Modeling heat loss in WaterGEMS and WaterCAD

 Product(s): WaterGEMS, WaterCAD Version(s): V8i, CONNECT Edition Area: Layout and Data Input

Problem

Is it possible to model heat loss in buried water pipe lines with WaterGEMS or WaterCAD? (generally in cold climates)

Background

Keeping water in liquid form throughout a distribution system is a problem confronting water supply engineers in cold areas.

Of all the schemes developed for this purpose, basically only two are used. Either enough heat is added to the water to prevent freezing or the system is designed in such a way that the water is removed from the system before it freezes. So, it is necessary to consider the heat loss in pipe lines in such cases.

Solution

Heat loss currently must be approximated using constituent concentration as a proxy for temperature. So, with the help of Constituent Analysis you can workaround this situation.

There is a certain temperature at the source of water and the driving force is trying to reach equilibrium with the surrounding environment. What you could do is uncheck the "Unlimited Concentration" box in the Constituents dialog and set the concentration limit to the equilibrium concentration that will be reached. For example, the temperature of the ground for a buried pipe in this case.

You would expect this to follow a first order reaction rate because heat diffusion through a pipe wall would be of first order. The difficult part is determining the first order "Bulk reaction rate" though. To overcome this, you may need to obtain some real data from your system as this will vary depending on the pipe wall material (plastic, iron, concrete, ductile iron, etc.)

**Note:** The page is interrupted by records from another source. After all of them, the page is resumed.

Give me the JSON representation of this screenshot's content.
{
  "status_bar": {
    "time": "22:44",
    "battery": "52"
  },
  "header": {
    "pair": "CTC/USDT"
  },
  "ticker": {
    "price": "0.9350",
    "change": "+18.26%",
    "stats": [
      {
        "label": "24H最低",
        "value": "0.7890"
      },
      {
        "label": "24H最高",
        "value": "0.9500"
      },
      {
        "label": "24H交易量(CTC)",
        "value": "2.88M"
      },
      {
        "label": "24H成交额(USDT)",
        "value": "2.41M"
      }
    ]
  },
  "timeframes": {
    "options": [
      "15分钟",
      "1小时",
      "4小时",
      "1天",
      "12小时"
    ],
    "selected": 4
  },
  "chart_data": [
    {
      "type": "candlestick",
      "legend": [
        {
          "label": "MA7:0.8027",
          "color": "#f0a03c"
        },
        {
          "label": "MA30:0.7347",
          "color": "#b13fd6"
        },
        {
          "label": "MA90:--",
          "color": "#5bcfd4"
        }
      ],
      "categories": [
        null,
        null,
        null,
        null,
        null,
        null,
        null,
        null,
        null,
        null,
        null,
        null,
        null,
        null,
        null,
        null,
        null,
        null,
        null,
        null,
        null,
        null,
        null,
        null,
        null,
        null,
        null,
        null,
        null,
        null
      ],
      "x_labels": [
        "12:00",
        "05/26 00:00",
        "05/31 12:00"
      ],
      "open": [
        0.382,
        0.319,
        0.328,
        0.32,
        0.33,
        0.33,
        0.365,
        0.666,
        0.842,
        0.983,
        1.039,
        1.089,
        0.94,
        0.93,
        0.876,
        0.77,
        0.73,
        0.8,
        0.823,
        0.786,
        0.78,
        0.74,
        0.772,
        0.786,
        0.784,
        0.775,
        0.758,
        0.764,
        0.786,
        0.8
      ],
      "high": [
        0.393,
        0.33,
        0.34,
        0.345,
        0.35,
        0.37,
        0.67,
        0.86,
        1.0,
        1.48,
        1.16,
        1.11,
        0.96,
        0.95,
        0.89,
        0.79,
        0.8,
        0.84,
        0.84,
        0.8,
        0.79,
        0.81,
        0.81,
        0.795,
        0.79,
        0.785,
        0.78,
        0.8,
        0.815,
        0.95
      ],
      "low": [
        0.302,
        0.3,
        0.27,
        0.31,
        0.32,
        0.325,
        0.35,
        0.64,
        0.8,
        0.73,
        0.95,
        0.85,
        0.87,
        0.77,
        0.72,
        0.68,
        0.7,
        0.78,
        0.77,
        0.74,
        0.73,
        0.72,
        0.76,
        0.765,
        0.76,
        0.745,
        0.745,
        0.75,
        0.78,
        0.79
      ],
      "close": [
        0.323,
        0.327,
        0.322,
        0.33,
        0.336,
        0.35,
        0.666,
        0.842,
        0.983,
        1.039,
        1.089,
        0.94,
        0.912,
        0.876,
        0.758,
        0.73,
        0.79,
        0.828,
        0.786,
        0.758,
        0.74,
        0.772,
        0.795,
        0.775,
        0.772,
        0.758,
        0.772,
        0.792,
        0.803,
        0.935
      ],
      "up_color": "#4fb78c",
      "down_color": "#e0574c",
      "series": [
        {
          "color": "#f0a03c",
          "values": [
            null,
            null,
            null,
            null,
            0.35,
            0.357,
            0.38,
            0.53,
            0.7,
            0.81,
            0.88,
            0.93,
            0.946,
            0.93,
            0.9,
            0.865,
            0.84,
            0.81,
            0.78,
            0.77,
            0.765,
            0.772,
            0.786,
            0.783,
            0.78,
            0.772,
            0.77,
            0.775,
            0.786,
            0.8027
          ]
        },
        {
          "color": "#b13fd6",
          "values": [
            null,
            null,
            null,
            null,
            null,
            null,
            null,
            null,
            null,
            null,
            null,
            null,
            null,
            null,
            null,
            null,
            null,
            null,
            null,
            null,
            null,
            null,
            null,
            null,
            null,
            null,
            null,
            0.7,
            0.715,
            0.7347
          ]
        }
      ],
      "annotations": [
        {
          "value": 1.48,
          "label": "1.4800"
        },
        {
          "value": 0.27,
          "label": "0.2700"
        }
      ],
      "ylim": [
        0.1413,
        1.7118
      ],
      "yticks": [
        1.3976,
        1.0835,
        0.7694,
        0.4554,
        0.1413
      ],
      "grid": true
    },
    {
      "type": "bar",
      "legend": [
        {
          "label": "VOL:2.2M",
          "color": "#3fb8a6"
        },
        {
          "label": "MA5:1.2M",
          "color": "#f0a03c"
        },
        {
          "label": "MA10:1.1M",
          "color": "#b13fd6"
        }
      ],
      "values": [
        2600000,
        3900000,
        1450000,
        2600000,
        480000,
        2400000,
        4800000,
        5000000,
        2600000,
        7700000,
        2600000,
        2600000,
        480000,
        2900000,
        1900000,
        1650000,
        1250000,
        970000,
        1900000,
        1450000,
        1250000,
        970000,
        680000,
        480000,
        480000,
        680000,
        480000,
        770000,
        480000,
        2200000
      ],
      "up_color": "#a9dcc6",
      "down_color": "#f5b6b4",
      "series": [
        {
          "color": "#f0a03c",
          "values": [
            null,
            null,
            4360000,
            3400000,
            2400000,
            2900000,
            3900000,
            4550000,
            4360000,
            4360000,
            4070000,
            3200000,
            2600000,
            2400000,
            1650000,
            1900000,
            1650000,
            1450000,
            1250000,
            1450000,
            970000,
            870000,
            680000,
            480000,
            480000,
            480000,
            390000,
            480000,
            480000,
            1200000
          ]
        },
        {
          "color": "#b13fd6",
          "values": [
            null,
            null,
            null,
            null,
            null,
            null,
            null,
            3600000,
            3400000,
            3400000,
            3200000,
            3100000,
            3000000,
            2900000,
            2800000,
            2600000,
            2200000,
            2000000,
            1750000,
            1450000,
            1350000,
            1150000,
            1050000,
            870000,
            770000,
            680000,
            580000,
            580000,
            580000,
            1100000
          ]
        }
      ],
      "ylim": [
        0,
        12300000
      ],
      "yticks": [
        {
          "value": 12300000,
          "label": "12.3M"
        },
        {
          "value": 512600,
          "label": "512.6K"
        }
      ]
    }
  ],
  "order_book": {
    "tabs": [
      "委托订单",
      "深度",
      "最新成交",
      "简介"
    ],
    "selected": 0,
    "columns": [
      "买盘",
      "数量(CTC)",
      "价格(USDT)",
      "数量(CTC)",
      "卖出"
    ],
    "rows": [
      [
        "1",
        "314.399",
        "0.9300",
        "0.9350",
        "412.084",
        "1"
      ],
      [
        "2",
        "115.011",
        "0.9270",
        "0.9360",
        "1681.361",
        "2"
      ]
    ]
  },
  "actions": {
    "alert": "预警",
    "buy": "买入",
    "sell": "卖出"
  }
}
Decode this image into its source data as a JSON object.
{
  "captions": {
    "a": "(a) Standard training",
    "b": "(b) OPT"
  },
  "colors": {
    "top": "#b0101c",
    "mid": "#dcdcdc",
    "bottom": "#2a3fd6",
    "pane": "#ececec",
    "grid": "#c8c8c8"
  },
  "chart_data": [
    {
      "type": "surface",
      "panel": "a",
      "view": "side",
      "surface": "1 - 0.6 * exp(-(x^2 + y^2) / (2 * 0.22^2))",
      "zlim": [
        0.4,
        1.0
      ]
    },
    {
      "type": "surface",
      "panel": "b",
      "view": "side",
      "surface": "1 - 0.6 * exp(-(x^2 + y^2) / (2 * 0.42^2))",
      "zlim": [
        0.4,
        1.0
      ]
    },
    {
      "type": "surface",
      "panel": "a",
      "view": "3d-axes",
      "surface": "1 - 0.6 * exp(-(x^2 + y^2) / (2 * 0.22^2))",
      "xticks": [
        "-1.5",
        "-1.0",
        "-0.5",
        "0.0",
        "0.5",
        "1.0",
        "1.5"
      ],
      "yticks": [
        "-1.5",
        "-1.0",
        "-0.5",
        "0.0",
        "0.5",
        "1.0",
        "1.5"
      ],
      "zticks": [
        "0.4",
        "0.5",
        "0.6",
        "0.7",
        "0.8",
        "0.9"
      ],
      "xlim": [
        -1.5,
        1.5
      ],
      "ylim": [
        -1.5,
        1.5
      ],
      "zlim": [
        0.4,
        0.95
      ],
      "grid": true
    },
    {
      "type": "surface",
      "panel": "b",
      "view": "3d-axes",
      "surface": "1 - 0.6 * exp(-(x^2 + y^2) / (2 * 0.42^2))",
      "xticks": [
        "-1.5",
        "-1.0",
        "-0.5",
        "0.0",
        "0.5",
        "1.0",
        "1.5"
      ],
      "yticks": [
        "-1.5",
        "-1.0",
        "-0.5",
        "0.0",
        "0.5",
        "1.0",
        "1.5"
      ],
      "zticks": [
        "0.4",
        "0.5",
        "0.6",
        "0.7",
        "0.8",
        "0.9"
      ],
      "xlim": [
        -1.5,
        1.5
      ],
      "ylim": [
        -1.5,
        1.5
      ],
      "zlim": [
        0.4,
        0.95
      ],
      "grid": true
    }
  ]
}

Steps to be followed to set up constituent analysis:

• You would set the temperature at your source reservoir and name the constituent Temperature in the Constituent Alternative.
• If you don't set the Concentration (Initial) to a reasonable value, it will start from 0 which will lead to slow convergence (run the model long enough to reach equilibrium). So it is better to pick some value (between the value at the reservoir and at the equilibrium) and set in as the Concentration (initial) in the concentration (Initial).
• And then perform constituent analysis by setting other values like specifying concentration limit in constituents.

Unfortunately, there is no way at the time of writing this article to set the units on concentration to degrees C or F. So, you will get mg/L as the unit and you just need to keep in mind that you are dealing with temperature.

The above information is applicable for water pipes system only and not for HVAC system because the heat/cold fluid in the pipe will change the equilibrium temperature.